Titel: Neuere Fräsemaschinen.
Autor: Anonymus
Fundstelle: 1895, Band 295 (S. 145–149)
URL: http://dingler.culture.hu-berlin.de/article/pj295/ar295035

Neuere Fräsemaschinen.

Mit Abbildungen.

Einen kaum gewohnten Aufschwung hat die Bearbeitung der Metalle mittels Fräsens in der Neuzeit erlangt. Die Grenzen der Leistungsfähigkeit der Fräsemaschinen alter Bauart waren durch das unvollkommene, schwach gehaltene und mit feinen Zähneriffen versehene Fräsewerkzeug bedingt; dies war wieder der Grund, dass die ebenfalls mit geringer Uebersetzung wirkenden Triebwerke in den schwachen und leichten Gestellen der Maschine langsam liefen, um mit genügender Gangsicherheit zu wirken. Als aber durch die kräftiger wirkenden hinterdrehten Fräser oder durch solche mit Einsatzstählen schwere Schnitte und grosse Spanleistungen erzielt wurden, da war die Arbeitsleistung der Maschine durch die Erschütterung der Gestelltheile und Tischwerke derart beengt und die Genauigkeit der Arbeitsführung so beeinträchtigt, dass man sich entschloss, die Maschine in neuen Formen und in ganz veränderten Verhältnissen auszuführen, so dass gleichsam neue Maschinengattungen sich entwickelten. Im Ganzen genommen, sind die neueren Fräsemaschinen bedeutend kräftiger und schwerer ausgebaut und den Arbeitsleistungen entsprechend sicher ausgeführt, so zwar, dass die alten leichten Formen nur für ganz leichte Arbeiten ausnahmsweise Verwendung finden.

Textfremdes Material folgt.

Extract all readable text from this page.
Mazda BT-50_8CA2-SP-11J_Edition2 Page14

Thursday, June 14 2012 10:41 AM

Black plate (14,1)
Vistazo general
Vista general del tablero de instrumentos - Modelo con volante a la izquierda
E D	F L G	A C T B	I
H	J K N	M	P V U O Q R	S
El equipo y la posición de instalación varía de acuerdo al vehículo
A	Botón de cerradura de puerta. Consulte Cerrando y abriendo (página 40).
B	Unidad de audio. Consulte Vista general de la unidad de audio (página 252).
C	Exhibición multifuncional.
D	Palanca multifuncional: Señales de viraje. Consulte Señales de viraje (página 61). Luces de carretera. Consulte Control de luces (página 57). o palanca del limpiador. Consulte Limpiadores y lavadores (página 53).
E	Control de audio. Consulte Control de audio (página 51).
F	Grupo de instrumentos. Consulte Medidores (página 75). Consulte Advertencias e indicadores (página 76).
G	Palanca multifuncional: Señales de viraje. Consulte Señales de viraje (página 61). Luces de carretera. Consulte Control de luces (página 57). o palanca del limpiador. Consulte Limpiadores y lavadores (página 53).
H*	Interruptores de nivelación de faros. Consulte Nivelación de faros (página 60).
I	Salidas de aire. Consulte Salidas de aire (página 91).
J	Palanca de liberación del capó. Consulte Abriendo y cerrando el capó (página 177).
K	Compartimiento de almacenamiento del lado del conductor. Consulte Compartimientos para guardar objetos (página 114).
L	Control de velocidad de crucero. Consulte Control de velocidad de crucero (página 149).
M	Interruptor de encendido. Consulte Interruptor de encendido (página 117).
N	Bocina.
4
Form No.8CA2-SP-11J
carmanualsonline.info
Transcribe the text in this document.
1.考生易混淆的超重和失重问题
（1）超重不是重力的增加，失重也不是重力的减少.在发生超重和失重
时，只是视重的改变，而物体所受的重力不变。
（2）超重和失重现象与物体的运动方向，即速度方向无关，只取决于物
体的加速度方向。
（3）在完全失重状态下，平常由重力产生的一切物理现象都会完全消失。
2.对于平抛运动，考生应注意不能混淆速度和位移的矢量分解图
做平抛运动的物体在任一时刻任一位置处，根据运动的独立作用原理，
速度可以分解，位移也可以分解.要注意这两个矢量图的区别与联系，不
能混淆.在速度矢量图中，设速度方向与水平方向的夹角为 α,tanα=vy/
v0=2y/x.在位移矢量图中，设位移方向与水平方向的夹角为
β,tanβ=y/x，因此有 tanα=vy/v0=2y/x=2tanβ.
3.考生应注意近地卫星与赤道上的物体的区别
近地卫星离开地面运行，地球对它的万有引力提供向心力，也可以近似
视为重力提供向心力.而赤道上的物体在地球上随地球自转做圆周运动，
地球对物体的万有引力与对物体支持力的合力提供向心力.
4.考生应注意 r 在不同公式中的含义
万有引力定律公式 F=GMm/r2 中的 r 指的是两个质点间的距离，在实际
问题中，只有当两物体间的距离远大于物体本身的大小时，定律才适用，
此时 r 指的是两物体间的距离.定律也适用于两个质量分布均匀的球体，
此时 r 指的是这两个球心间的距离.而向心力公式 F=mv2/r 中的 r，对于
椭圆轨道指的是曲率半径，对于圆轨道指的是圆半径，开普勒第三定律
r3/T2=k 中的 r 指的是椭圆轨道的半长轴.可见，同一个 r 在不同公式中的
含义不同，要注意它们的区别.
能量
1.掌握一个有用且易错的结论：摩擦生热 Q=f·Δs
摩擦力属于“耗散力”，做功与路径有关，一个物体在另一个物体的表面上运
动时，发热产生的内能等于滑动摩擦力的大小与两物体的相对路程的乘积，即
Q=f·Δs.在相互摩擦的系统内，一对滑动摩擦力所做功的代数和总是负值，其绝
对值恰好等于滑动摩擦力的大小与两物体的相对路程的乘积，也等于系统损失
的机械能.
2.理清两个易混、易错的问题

Eine Eintheilung dieser Maschinengattung kann sowohl nach Lage der Fräsespindel, Beweglichkeit derselben nach Anordnung der Tischwerke, Vielzahl der Spindelwerke, sowie nach dem Arbeitszweck versucht werden.

Fräsemaschinen mit liegender Spindel und Winkeltisch, ebensolche auf langen Wangen beweglich angeordnete, sowie Maschinen mit liegender Spindel an einem Schlittengestell nach Hobelmaschinenart mit langem Tischwerk finden häufige Anwendung als Universal- und Sondermaschinen von mittlerem bis zum schwersten Ausbau. Fräsemaschinen mit lothrecht und schräg stellbaren Spindelwerken in einfacher Anordnung sind als Ständermaschinen mit Winkel- und Drehtisch werken nach Art von Bohr- und Stossmaschinen beliebt. Am häufigsten findet jedoch diese stehende Spindelanordnung in Werken nach Hobelmaschinenart Verwendung. Diese Maschinen eignen sich zur Formfräserei nach freien Formschienen besonders gut. Schliesslich sind die Sondermaschinen, welche ausschliesslich zur Erzeugung von Massentheilen, Zahnrädern und Curvenscheiben, dienen, sowie die immer mehr in Gebrauch kommenden Gravirfräsemaschinen anzuführen.

Im Folgenden ist eine Auswahl der bemerkenswerthen Maschinen gegeben, während eine Uebersicht der vorzüglichsten Fräsewerkzeuge und der gebräuchlichsten Geschwindigkeitsverhältnisse zum Schluss gegeben wird.

Kempsmith's Fräsemaschine mit wagerechter Spindel und Tischwinkel.

Diese von der Kempsmith Machine Tool Co. in Milwaukee, Wisc., gebaute, 1620 k schwere, mit Nr. 5 bezeichnete Fräsemaschine (Fig. 1) besitzt eine Stahlspindel von 95 mm Durchmesser und 143 mm Länge im vorderen Lagerkopf, dreiläufige Stufenscheiben für 89 mm breite Riemen, zweifaches Rädervorgelege mit 34/11 und 101/11 Uebersetzung, sowie doppelte Umlaufszahl des Deckenvorgeleges. Mit dem Seller'schen Reibungsgetriebe können Schaltungen von 0,05 bis 6 mm für eine Spindelumdrehung erhalten werden.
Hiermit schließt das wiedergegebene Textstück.